A partition key's value is calculated for each message sent to a partitioned output channel based on the partitionKeyExpression
.
The partitionKeyExpression
is an expression that is evaluated against the outbound message for extracting the partitioning key.
If an expression is not sufficient for your needs, you can instead calculate the partition key value by providing an implementation of Steeltoe.Stream.Binder.IPartitionKeyExtractorStrategy
and adding it to the service container.
If you have more then one IPartitionKeyExtractorStrategy
configured, you can further filter it by specifying its name with the partitionKeyExtractorName
setting, as shown in the following example:
spring:cloud:stream:bindings:output:producer:partitionKeyExtractorName=customPartitionKeyExtractor
spring:cloud:stream:bindings:output:producer:partitionCount=5
. . .
public class CustomPartitionKeyExtractorClass : IPartitionKeyExtractorStrategy
{
public string ServiceName { get; set; } = "customPartitionKeyExtractor";
.....
}
Once the message key is calculated, the partition selection process determines the target partition as a value between 0
and partitionCount - 1
.
The default calculation, applicable in most scenarios, is based on the following formula: key.GetHashCode() % partitionCount
.
This can be customized on the binding, either by setting an expression to be evaluated against the key
(through the partitionSelectorExpression
setting) or by configuring an implementation of IPartitionSelectorStrategy
as a service and adding it to the service container.

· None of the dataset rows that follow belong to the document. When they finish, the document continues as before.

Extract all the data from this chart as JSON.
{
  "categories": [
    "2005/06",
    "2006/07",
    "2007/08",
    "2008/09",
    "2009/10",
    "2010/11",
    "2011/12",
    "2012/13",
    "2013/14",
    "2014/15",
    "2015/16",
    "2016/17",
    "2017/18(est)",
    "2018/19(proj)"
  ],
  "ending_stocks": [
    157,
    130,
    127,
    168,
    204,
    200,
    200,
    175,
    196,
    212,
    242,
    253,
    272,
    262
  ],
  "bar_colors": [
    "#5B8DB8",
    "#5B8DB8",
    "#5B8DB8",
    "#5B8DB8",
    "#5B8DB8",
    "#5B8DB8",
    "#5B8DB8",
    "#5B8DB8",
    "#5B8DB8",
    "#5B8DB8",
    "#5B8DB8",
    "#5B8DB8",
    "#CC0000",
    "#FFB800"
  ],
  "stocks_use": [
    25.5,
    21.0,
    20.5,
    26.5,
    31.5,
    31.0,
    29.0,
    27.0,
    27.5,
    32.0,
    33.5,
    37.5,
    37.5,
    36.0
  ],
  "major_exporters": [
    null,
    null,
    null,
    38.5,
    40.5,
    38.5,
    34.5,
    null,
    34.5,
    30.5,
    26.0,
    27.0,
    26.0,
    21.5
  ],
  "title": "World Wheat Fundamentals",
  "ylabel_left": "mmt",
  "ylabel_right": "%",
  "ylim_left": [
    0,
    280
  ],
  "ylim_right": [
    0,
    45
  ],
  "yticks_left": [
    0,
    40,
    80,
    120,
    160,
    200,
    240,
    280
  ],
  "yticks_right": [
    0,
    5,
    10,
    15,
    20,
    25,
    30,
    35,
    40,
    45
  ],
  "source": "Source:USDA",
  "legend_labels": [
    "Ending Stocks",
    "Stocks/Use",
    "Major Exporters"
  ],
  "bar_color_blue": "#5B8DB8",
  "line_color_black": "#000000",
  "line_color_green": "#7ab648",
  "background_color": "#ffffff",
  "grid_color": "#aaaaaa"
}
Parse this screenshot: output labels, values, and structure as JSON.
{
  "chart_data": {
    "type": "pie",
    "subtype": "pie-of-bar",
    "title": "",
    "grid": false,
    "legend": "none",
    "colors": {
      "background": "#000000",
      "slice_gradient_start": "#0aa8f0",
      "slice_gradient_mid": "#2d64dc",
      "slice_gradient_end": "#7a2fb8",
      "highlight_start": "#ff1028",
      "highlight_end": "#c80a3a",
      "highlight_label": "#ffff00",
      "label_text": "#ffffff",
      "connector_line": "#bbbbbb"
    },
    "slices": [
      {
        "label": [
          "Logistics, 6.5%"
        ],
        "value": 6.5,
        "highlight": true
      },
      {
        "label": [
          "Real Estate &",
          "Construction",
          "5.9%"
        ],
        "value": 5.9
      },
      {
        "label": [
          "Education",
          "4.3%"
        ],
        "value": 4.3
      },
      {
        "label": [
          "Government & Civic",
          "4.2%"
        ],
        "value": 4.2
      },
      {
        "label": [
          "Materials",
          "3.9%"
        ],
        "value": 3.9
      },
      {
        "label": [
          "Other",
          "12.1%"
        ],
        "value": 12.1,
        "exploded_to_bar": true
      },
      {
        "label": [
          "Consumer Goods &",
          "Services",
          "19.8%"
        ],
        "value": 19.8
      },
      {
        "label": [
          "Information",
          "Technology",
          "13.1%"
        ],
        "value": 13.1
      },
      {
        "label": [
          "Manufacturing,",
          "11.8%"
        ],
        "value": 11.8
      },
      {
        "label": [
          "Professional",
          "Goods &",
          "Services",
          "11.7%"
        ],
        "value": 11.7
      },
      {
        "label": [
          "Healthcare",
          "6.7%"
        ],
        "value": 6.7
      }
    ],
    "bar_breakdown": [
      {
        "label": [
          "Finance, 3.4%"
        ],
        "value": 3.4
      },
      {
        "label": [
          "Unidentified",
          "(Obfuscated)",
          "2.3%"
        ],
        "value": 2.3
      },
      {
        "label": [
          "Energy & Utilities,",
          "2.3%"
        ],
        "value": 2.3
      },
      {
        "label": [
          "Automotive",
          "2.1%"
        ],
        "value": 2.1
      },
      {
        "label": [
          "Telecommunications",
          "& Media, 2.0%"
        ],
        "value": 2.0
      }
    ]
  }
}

Similar to the IPartitionKeyExtractorStrategy
, you can further filter it by using the spring:cloud:stream:bindings:output:producer:partitionSelectorName
setting when more than one service of this type is available in the container, as shown in the following example:
spring:cloud:stream:bindings:output:producer:partitionSelectorName=customPartitionSelector
. . .
public class CustomPartitionKeyExtractorClass : IPartitionSelectorStrategy
{
public string ServiceName { get; set; } = "customPartitionSelector";
.....
}
Configuring Input Bindings for Partitioning
An input binding (with the channel name input
) is configured to receive partitioned data by configuring its partitioned
setting, as well as the instanceIndex
and instanceCount
settings on the application itself, as shown in the following example:
spring:cloud:stream:bindings:input:consumer:partitioned=True
spring:cloud:stream:instanceIndex=3
spring:cloud:stream:instanceCount=5
The instanceCount
setting represents the total number of application instances between which the data should be partitioned.
The instanceIndex
setting must be a unique value across the multiple instances, with a value between 0
and instanceCount - 1
.
The instance index helps each application instance to identify the unique partition(s) from which it receives data.
It is required by binders using technology that does not support partitioning natively.
For example, with RabbitMQ, there is a queue for each partition, with the queue name containing the instance index.
If autoRebalanceEnabled
is set to False
, the instanceCount
and instanceIndex
are used by the binder to determine which partition(s) the instance subscribes to (you must have at least as many partitions as there are instances).
The binder allocates the partitions.
This might be useful if you want messages for a particular partition to always go to the same instance.
When a binder configuration requires them, it is important to set both values correctly in order to ensure that all of the data is consumed and that the application instances receive mutually exclusive datasets.
While a scenario in which using multiple instances for partitioned data processing may be complex to set up in a standalone case, Spring Cloud Data flow can simplify the process significantly by populating both the input and output values correctly and by letting you rely on the runtime infrastructure to provide information about the instance index and instance count.